Creating a startup business is often a daunting task, one that involves taking significant risks and working incredibly hard. Perhaps the most challenging thing for most startup founders is the task of raising adequate capital to launch the new startup and get it to the point of profitability.
1. Angel Investors
These investors are always looking for new businesses and ideas to invest in financially. This sets them apart from some other sources of funding who consider funding a startup to be an unusual risk that they must be convinced to take on relative to their other investments. Angel Investors typically seek a percentage stake in your company’s equity in exchange for their investment. Angel Investors and any investments they make must appropriately register with the Securities and Exchange Commission (SEC), which regulates these transactions.
Many of the largest technology companies in the world today were successfully funded by Angel Investors. Some notable examples of Angel Investor-funded startups that eventually became massive tech companies include Google and Yahoo.
2. Venture Capitalists
As with Angel Investors, Venture Capitalists (VCs) seek to invest in new up-and-coming startups that have a lot of potential for growth and investment returns. They will also ask for a percentage share of the startup’s equity.
Venture Capitalists may often also be interested in having a say in the way the company is managed and operated, and the direction it heads. This is because these investors often have a great deal of experience in building successful startups, and do not wish that experience to go to waste, especially when a substantial investment is on the line.
3. Small Business Administration Loans
Successful businesses pay a lot of taxes, and the U.S. government always wants to get their share of the action. Because of their vested interest in the success of businesses, the U.S. government has established the Small Business Administration loan to provide a variety of different loan types to those seeking to develop new businesses in the United States. If you are founding a non-profit, they also offer grants to those as well.
4. Startup Competitions or Contests
While this should not be your first choice of funding, if your startup idea and business model is particularly groundbreaking or original, you may be able to be awarded funding as part of a competition or contest. Many organizations provide financial rewards or even financing for startups who participate in their contests. The variables of these contests vary widely, so be sure to check out any applicable judging criteria, entry fees, or other requirements before entering.
If you are confident your idea and pitch are ready for some scrutiny and competition, this could be a fun and exciting experience that could help you raise some extra funding.
5. Vendor Financing
If your business is is contingent upon suppliers to produce, you may be able to negotiate longer payment terms from your supply vendors. Vendors will typically require you to pay them within 30 days of receiving an invoice before they begin charging late fees and penalties, such as interest. If you have a sales cycle that is longer than 30 days, you may be able to explain that your business requires 45 days to make a profit, for example.
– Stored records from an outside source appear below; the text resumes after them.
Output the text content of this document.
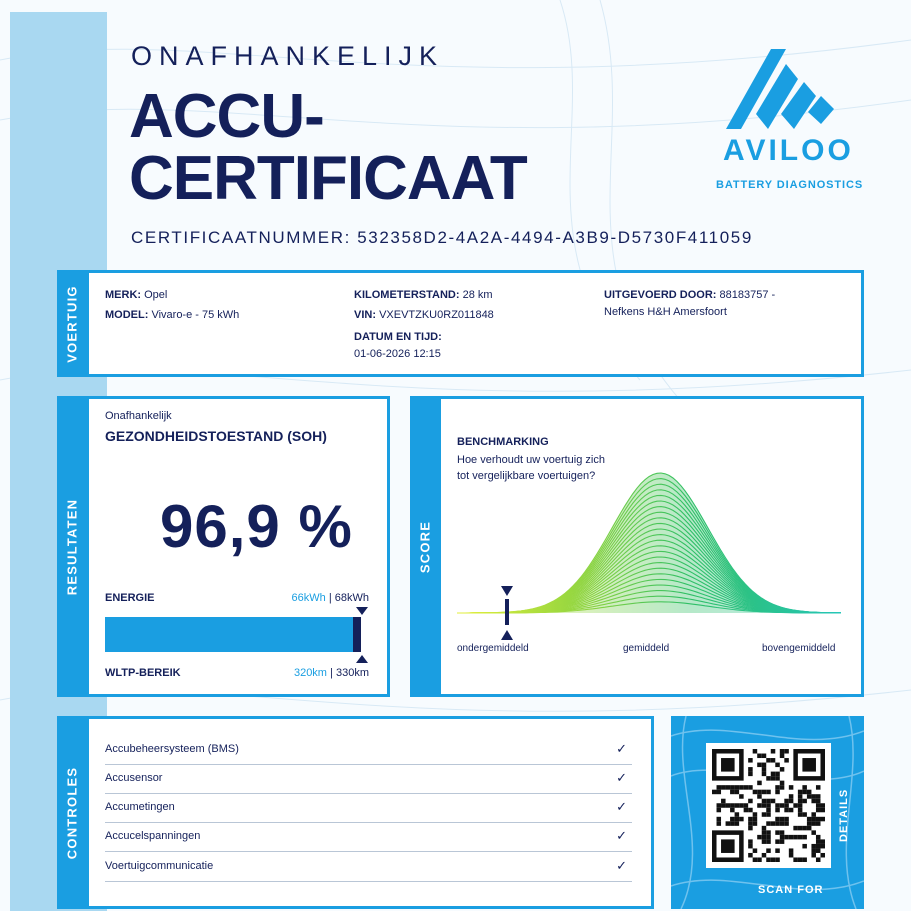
ONAFHANKELIJK
ACCU-
CERTIFICAAT
CERTIFICAATNUMMER: 532358D2-4A2A-4494-A3B9-D5730F411059
AVILOO
BATTERY DIAGNOSTICS
VOERTUIG MERK: Opel
MODEL: Vivaro-e - 75 kWh
KILOMETERSTAND: 28 km
VIN: VXEVTZKU0RZ011848
DATUM EN TIJD:
01-06-2026 12:15
UITGEVOERD DOOR: 88183757 -
Nefkens H&H Amersfoort
RESULTATEN
Onafhankelijk
GEZONDHEIDSTOESTAND (SOH)
96,9 %
ENERGIE	66kWh | 68kWh
WLTP-BEREIK	320km | 330km
SCORE
BENCHMARKING
Hoe verhoudt uw voertuig zich tot vergelijkbare voertuigen?
ondergemiddeld	gemiddeld	bovengemiddeld
CONTROLES
Accubeheersysteem (BMS)	✓
Accusensor	✓
Accumetingen	✓
Accucelspanningen	✓
Voertuigcommunicatie	✓
SCAN FOR
DETAILS
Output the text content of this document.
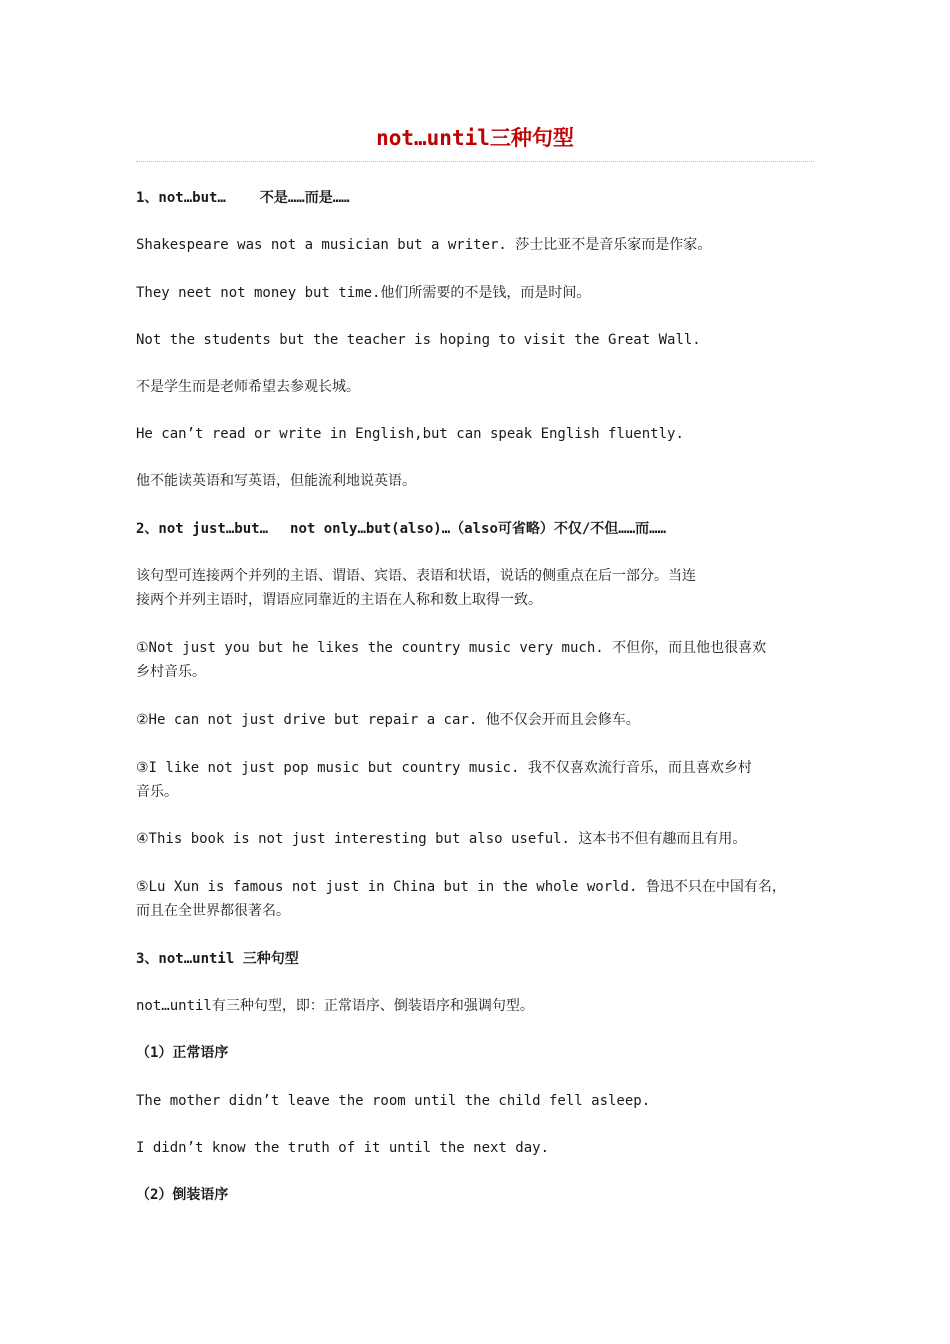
not…until三种句型
1、not…but… 不是……而是……
Shakespeare was not a musician but a writer. 莎士比亚不是音乐家而是作家。
They neet not money but time.他们所需要的不是钱，而是时间。
Not the students but the teacher is hoping to visit the Great Wall.
不是学生而是老师希望去参观长城。
He can’t read or write in English,but can speak English fluently.
他不能读英语和写英语，但能流利地说英语。
2、not just…but… not only…but(also)…（also可省略）不仅/不但……而……
该句型可连接两个并列的主语、谓语、宾语、表语和状语，说话的侧重点在后一部分。当连
接两个并列主语时，谓语应同靠近的主语在人称和数上取得一致。
①Not just you but he likes the country music very much. 不但你，而且他也很喜欢
乡村音乐。
②He can not just drive but repair a car. 他不仅会开而且会修车。
③I like not just pop music but country music. 我不仅喜欢流行音乐，而且喜欢乡村
音乐。
④This book is not just interesting but also useful. 这本书不但有趣而且有用。
⑤Lu Xun is famous not just in China but in the whole world. 鲁迅不只在中国有名，
而且在全世界都很著名。
3、not…until 三种句型
not…until有三种句型，即：正常语序、倒装语序和强调句型。
（1）正常语序
The mother didn’t leave the room until the child fell asleep.
I didn’t know the truth of it until the next day.
（2）倒装语序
This negotiation does not always work and requires a good relationship with the vendor and decent negation skills. It can, however, be an excellent way to take some of the financial pressure off when producing products to sell.
6. Purchase Order Financing
A wide variety of factors can affect the ability of a business to produce and sell its products. These can range from seasonal fluctuations to simple supply and demand. If your market is affected by these changes, you may be able to take advantage of Purchase order financing. Purchase order financing is issued by organizations that will extend an advance to companies so they can purchase the supplies they need today to build their products. The financing organization will then collect their repayment once the products have been made and sold.
If your company deals in services rather than goods, you may not be the right candidate for purchase order financing. Purchase order financing is generally best for companies who make products and sell them with a 20 percent or more significant profit margin.
7. Microloans
Microloans are an option for those who are founding a non-profit organization rather than a for-profit startup. Not all startups seek to make a profit. Some desire to impact change in the world through charitable or philanthropic efforts or other non-profit services. If your organization falls into this category, microloans could be for you.
Microloans can also be an option for for-profit organizations in third world countries or developing nations, where institutional lenders are few and far between. Microloans allow individuals to invest in small-scale economic opportunities. Microloans are often granted to organizations that would not otherwise qualify for a traditional loan from a bank or other financial institution.
Starting a new business is always a challenge, but with the right funding sources, you can be off to a great start.